A PwC estima o tamanho atual da economia compartilhada em US$ 15 bilhões, podendo chegar a US$ 335 bilhões até 2025. Como esperado, a grande maioria dos participantes desse mercado tem até 25 anos, mas quase 40% dos que se declaram fornecedores possuem mais de 45 anos.

Apesar do entusiasmo acerca do potencial do consumo colaborativo[1], há, indiscutivelmente, diversos desafios ao crescimento desse mercado. O baixo incentivo financeiro à locação de itens de baixo valor, como uma furadeira, por exemplo, vindos de custos de transação à la Coase, pode estar por trás dos inúmeros insucessos no modelo de micro-sharing, os quais se opõem ao sucesso no compartilhamento de itens únicos e de maior valor – como nos casos do Uber e do Airbnb. Aplicativos para venda de artigos semi-novos, por exemplo, parecem uma excelente ideia – mas quem já passou algum tempo explorando as plataformas já deve ter se confrontado com a infinidade de itens com preços pouco amistosos e qualidade discutível.

Há ainda sérias questões regulatórias a serem enfrentadas pelas startups e plataformas de compartilhamento. Indo além das questões que envolvem a Uber, poucas cidades avançaram na regulação de locações de pequena temporada, como aquelas prestadas pelo Airbnb, em relação a itens como pagamento de tributos. Enquanto Amsterdam incorporou esse tipo de prestação de serviço à legislação do setor, Paris seguiu o caminho oposto, com imposição de multas a ofertantes.  Outras questões envolvem a proteção ao cliente, coerência com regulações sobre mercado de trabalho e defesa da concorrência.

Ao crescimento da economia do compartilhamento adiciona-se o desafio da confiança do consumidor. O desenvolvimento de mecanismos que permitam a entrada de milhares de usuários como ofertantes, mas que ao mesmo possibilitem algum tipo de controle quanto à prestação de serviços com qualidade e segurança, figuram entre as questões a serem enfrentadas por qualquer empresa que vislumbre atuação no setor. Parte disso pode ser resolvida por sistemas de peer-regulation, como o envio de feedbacks e posterior ação das plataformas para lidar com os pontos levantados, como a retirada de prestadores de menor qualidade desse mercado.

A economia compartilhada é sim um passo importante em direção ao uso mais racional dos itens, e seu rápido crescimento cria espaço para novas oportunidades no mundo inteiro.  Mas é preciso lembrar que há uma racionale econômica inegável por trás dos casos de sucesso no mercado, pois há bilhões de dólares sendo gerados por essas plataformas.

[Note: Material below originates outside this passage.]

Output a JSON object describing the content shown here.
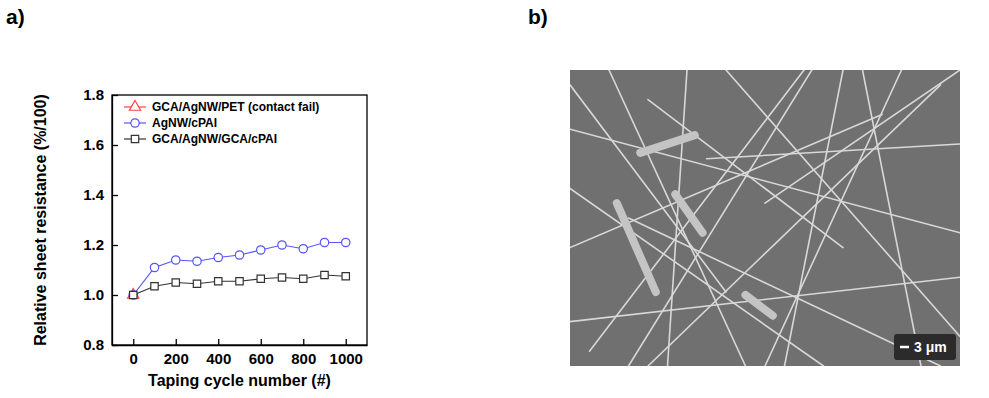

Modelos que buscam ganhos de eficiência no match entre oferta e demanda existem há décadas.  O potencial disso, todavia, foi desencadeado de forma inimaginável com o crescimento no número de dispositivos ao alcance da mão e capazes de conectar indivíduos de forma rápida e dinâmica. Os impactos sobre a inovação são claros. Resta ainda entender como esse modelo conseguirá se envolver de forma mais estruturada na solução dos evidentes entraves regulatórios a seu crescimento.

[1] BOTSMAN, R. & ROGER, R. What’s Mine Is Yours: The Rise of Collaborative Consumption. Ed. HarperBusiness, 2010.